In real life, I do discuss food exactly like how I write in my food review articles. As always my food reviews are scored only on what I've tried and the service expected of that type of establishment.
Hidden away in Kowloon Park is Hong Kong's Avenue of Comic Stars. Unlike its local movie star equivalent which is by a promenade (also in Tsim Sha Tsui), the Avenue of Comic Stars is a little slice of local comic book culture. Figures range from more famous 90s era figures, older classic characters to current publishing successes.
The local comic scene has a mix of influences from Japanese comics and individual style. Note manga and the local manhua have the same linguistic root, so in the interests of keeping descriptions simple the term comics is used. Alongside Japanese comics, local comics are readily consumed by the local population.
Outside of a magazine or newspaper, local comics are generally found in two formats. One format is the volume form. Similar to that which Japanese comics are collected in (chapters), local comics are bound in volumes which are slightly bigger and appear more like a novel. Master Q is a good example. Commonly black and white, yet some contemporary comics, e.g. Maggie Market, are published in glossy full colour and lack old school panels/borders. These are usually found in bookstores.
The other format is similar to that of American superhero comics. Less than A4 sized, full colour booklets. Comics published in this format are usually geared towards a male audience and feature amazing fight scenes. The art is more similar to Japanese comics but it focuses heavily on sharp details, so don't expect cutesy characters. If illustration is your thing, its worth buying a copy just to see how well the illustrations are drawn and rendered. I wouldn't be the only one who has ever sneaked off with an older relative's comics just so I could spend time pouring over the level of detail included in each panel during an action sequence. This format is almost exclusively sold at local newsstands. Local newsstands are not like Australian newsagents, they are an institution more like a stand/pop up store, which sell certain goods.

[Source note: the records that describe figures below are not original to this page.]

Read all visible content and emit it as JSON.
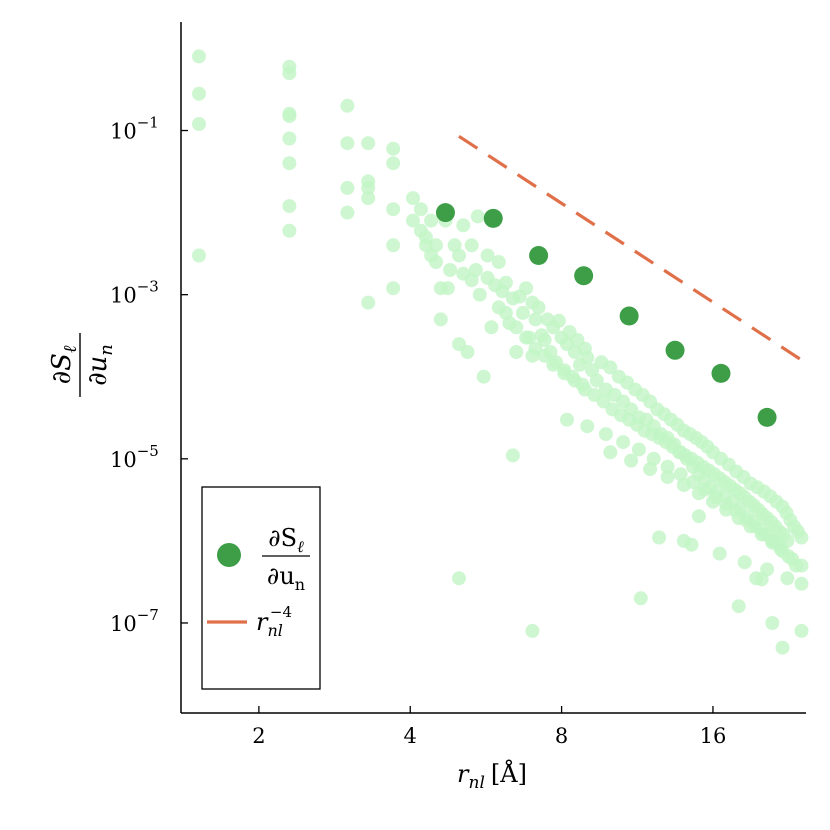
{
  "chart_data": {
    "type": "scatter",
    "xscale": "log2",
    "yscale": "log10",
    "xlim": [
      1.4,
      24.5
    ],
    "ylim": [
      8e-09,
      2.1
    ],
    "x_ticks": [
      2,
      4,
      8,
      16
    ],
    "y_ticks": [
      0.1,
      0.001,
      1e-05,
      1e-07
    ],
    "y_tick_labels": [
      {
        "base": "10",
        "exp": "−1"
      },
      {
        "base": "10",
        "exp": "−3"
      },
      {
        "base": "10",
        "exp": "−5"
      },
      {
        "base": "10",
        "exp": "−7"
      }
    ],
    "xlabel": {
      "var": "r",
      "sub": "nl",
      "unit": "[Å]"
    },
    "ylabel": {
      "num": "∂S",
      "num_sub": "ℓ",
      "den": "∂u",
      "den_sub": "n"
    },
    "grid": false,
    "legend_position": "bottom-left",
    "colors": {
      "background_points": "#c2f5c6",
      "binned": "#3d9e47",
      "reference": "#e0704a"
    },
    "background_points": {
      "name": "",
      "note_visible": "dense cloud of light green points",
      "x": [
        1.52,
        1.52,
        1.52,
        1.52,
        2.3,
        2.3,
        2.3,
        2.3,
        2.3,
        2.3,
        2.3,
        2.3,
        3.0,
        3.0,
        3.0,
        3.0,
        3.3,
        3.3,
        3.3,
        3.3,
        3.3,
        3.7,
        3.7,
        3.7,
        3.7,
        3.7,
        4.05,
        4.05,
        4.2,
        4.2,
        4.3,
        4.3,
        4.4,
        4.4,
        4.5,
        4.5,
        4.6,
        4.6,
        4.7,
        4.75,
        4.8,
        4.9,
        5.0,
        5.0,
        5.1,
        5.1,
        5.2,
        5.3,
        5.3,
        5.4,
        5.45,
        5.5,
        5.6,
        5.7,
        5.7,
        5.8,
        5.9,
        6.0,
        6.0,
        6.1,
        6.2,
        6.3,
        6.4,
        6.5,
        6.6,
        6.7,
        6.8,
        6.9,
        7.0,
        7.0,
        7.1,
        7.2,
        7.3,
        7.4,
        7.5,
        7.6,
        7.7,
        7.8,
        7.9,
        8.0,
        8.1,
        8.2,
        8.3,
        8.4,
        8.5,
        8.6,
        8.7,
        8.8,
        8.9,
        9.0,
        9.2,
        9.4,
        9.6,
        9.8,
        10.0,
        10.2,
        10.4,
        10.6,
        10.8,
        11.0,
        11.2,
        11.4,
        11.6,
        11.8,
        12.0,
        12.2,
        12.4,
        12.6,
        12.8,
        13.0,
        13.2,
        13.4,
        13.6,
        13.8,
        14.0,
        14.2,
        14.4,
        14.6,
        14.8,
        15.0,
        15.2,
        15.4,
        15.6,
        15.8,
        16.0,
        16.3,
        16.6,
        16.9,
        17.2,
        17.5,
        17.8,
        18.1,
        18.4,
        18.7,
        19.0,
        19.3,
        19.6,
        19.9,
        20.2,
        20.5,
        20.8,
        21.1,
        21.4,
        21.7,
        22.0,
        22.4,
        22.8,
        23.2,
        23.6,
        24.0,
        6.2,
        6.5,
        6.8,
        7.1,
        7.4,
        7.7,
        8.1,
        8.5,
        8.9,
        9.3,
        9.7,
        10.1,
        10.5,
        10.9,
        11.3,
        11.7,
        12.1,
        12.5,
        12.9,
        13.3,
        13.7,
        14.1,
        14.5,
        14.9,
        15.3,
        15.7,
        16.1,
        16.5,
        16.9,
        17.3,
        17.7,
        18.1,
        18.5,
        18.9,
        19.3,
        19.7,
        20.1,
        20.5,
        20.9,
        21.3,
        21.7,
        22.1,
        22.5,
        8.2,
        9.0,
        9.8,
        10.6,
        11.4,
        12.2,
        13.0,
        13.8,
        14.6,
        15.4,
        16.2,
        17.0,
        17.8,
        18.6,
        19.4,
        20.2,
        21.0,
        21.8,
        22.6,
        23.4,
        10.0,
        11.0,
        12.0,
        13.0,
        14.0,
        15.0,
        16.0,
        17.0,
        18.0,
        19.0,
        20.0,
        21.0,
        22.0,
        23.0,
        24.0,
        12.5,
        14.5,
        16.5,
        18.5,
        20.5,
        22.5,
        24.0,
        5.0,
        6.4,
        7.0,
        11.5,
        14.0,
        15.0,
        18.0,
        19.5,
        20.0,
        21.0,
        22.0,
        24.0
      ],
      "y": [
        0.8,
        0.28,
        0.12,
        0.003,
        0.6,
        0.5,
        0.16,
        0.15,
        0.08,
        0.04,
        0.012,
        0.006,
        0.2,
        0.07,
        0.02,
        0.01,
        0.07,
        0.024,
        0.02,
        0.015,
        0.0008,
        0.06,
        0.04,
        0.011,
        0.004,
        0.0012,
        0.015,
        0.008,
        0.011,
        0.006,
        0.005,
        0.004,
        0.008,
        0.003,
        0.004,
        0.0025,
        0.0005,
        0.0012,
        0.008,
        0.0012,
        0.002,
        0.004,
        0.00025,
        0.003,
        0.0018,
        0.007,
        0.0002,
        0.004,
        0.0015,
        0.002,
        0.009,
        0.001,
        0.0001,
        0.003,
        0.0016,
        0.0004,
        0.0013,
        0.0025,
        0.0007,
        0.0011,
        0.0014,
        0.00045,
        0.0009,
        0.0002,
        0.00095,
        0.0006,
        0.0012,
        0.0003,
        0.0008,
        0.00018,
        0.0005,
        0.0007,
        0.00032,
        0.00028,
        0.0005,
        0.0002,
        0.0004,
        0.00015,
        0.00048,
        0.0003,
        0.00012,
        0.00025,
        0.00035,
        0.0001,
        0.0002,
        0.00028,
        0.00014,
        8e-05,
        0.00022,
        0.00017,
        0.00012,
        9e-05,
        0.00015,
        7e-05,
        0.00013,
        6e-05,
        0.0001,
        5e-05,
        8.5e-05,
        4e-05,
        7e-05,
        3.2e-05,
        6e-05,
        3e-05,
        5e-05,
        2.5e-05,
        4e-05,
        2e-05,
        3.5e-05,
        1.8e-05,
        3e-05,
        1.5e-05,
        2.6e-05,
        1.2e-05,
        2.2e-05,
        1e-05,
        2e-05,
        8e-06,
        1.8e-05,
        6.5e-06,
        1.6e-05,
        5.5e-06,
        1.4e-05,
        4.5e-06,
        1.2e-05,
        4e-06,
        1e-05,
        3.5e-06,
        8.5e-06,
        3e-06,
        7e-06,
        2.5e-06,
        6e-06,
        2e-06,
        5e-06,
        1.7e-06,
        4.5e-06,
        1.4e-06,
        4e-06,
        1.2e-06,
        3.5e-06,
        1e-06,
        3e-06,
        9e-07,
        2.6e-06,
        2.2e-06,
        1.8e-06,
        1.5e-06,
        1.3e-06,
        1.1e-06,
        0.0006,
        0.0004,
        0.0003,
        0.00022,
        0.00018,
        0.00014,
        0.00011,
        9e-05,
        7e-05,
        6e-05,
        5e-05,
        4e-05,
        3.4e-05,
        3e-05,
        2.6e-05,
        2.2e-05,
        2e-05,
        1.8e-05,
        1.6e-05,
        1.4e-05,
        1.2e-05,
        1.1e-05,
        1e-05,
        9e-06,
        8e-06,
        7.2e-06,
        6.5e-06,
        5.8e-06,
        5.2e-06,
        4.7e-06,
        4.2e-06,
        3.8e-06,
        3.4e-06,
        3e-06,
        2.7e-06,
        2.4e-06,
        2.1e-06,
        1.9e-06,
        1.7e-06,
        1.5e-06,
        1.3e-06,
        1.2e-06,
        1e-06,
        3e-05,
        2.5e-05,
        2e-05,
        1.6e-05,
        1.3e-05,
        1e-05,
        8e-06,
        6.5e-06,
        5.2e-06,
        4.2e-06,
        3.4e-06,
        2.8e-06,
        2.3e-06,
        1.8e-06,
        1.5e-06,
        1.2e-06,
        1e-06,
        8e-07,
        6.5e-07,
        5e-07,
        1.2e-05,
        9.5e-06,
        7.5e-06,
        6e-06,
        4.8e-06,
        3.8e-06,
        3e-06,
        2.4e-06,
        1.9e-06,
        1.5e-06,
        1.2e-06,
        9.5e-07,
        7.5e-07,
        6e-07,
        5e-07,
        1.1e-06,
        9e-07,
        7e-07,
        5.5e-07,
        4.5e-07,
        3.5e-07,
        3e-07,
        3.5e-07,
        1.1e-05,
        8e-08,
        2e-07,
        1e-06,
        2e-06,
        1.6e-07,
        3.5e-07,
        3.4e-07,
        1e-07,
        5e-08,
        8e-08
      ]
    },
    "binned": {
      "x": [
        4.7,
        5.85,
        7.2,
        8.85,
        10.9,
        13.45,
        16.6,
        20.5
      ],
      "y": [
        0.01,
        0.0085,
        0.003,
        0.0017,
        0.00055,
        0.00021,
        0.00011,
        3.2e-05
      ]
    },
    "reference": {
      "x": [
        5.0,
        24.0
      ],
      "y": [
        0.085,
        0.00016
      ]
    },
    "legend": [
      {
        "key": "binned",
        "num": "∂S",
        "num_sub": "ℓ",
        "den": "∂u",
        "den_sub": "n"
      },
      {
        "key": "reference",
        "base": "r",
        "sub": "nl",
        "sup": "−4"
      }
    ]
  }
}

The following are a few of the featured characters:
Storm Riders - Cloud
Cloud from the Storm Riders. Storm Riders is an Ancient Chinese martial arts epic. It is also one of the most successful comic to live action film adaptions, if not the most successful (locally speaking).
McDull is a comic where the artist drew inspiration from her brother's experiences at kindergarten. McDull and Co. are featured in picture storybooks and have been featured in a successful animated movie franchise. Of the films, the seemingly simple often hilarious story about a gentle kindergartener's life in Hong Kong has translated well even for adult audiences.
Hero Wah or Chinese Hero is another famous comic.
The adventures of Master Q is one of the earliest Chinese comics. There have been numerous animated and film adaptations.
This banner offers a quick timeline of many notable local characters.
The Avenue of the Comic Stars offers a unique tribute to local comics and the local art scene. This is perfect for something different that's outside of the food and shopping that Hong Kong is known for. Its location in the picturesque Kowloon Park also offers a escape to nature from the urban jungle.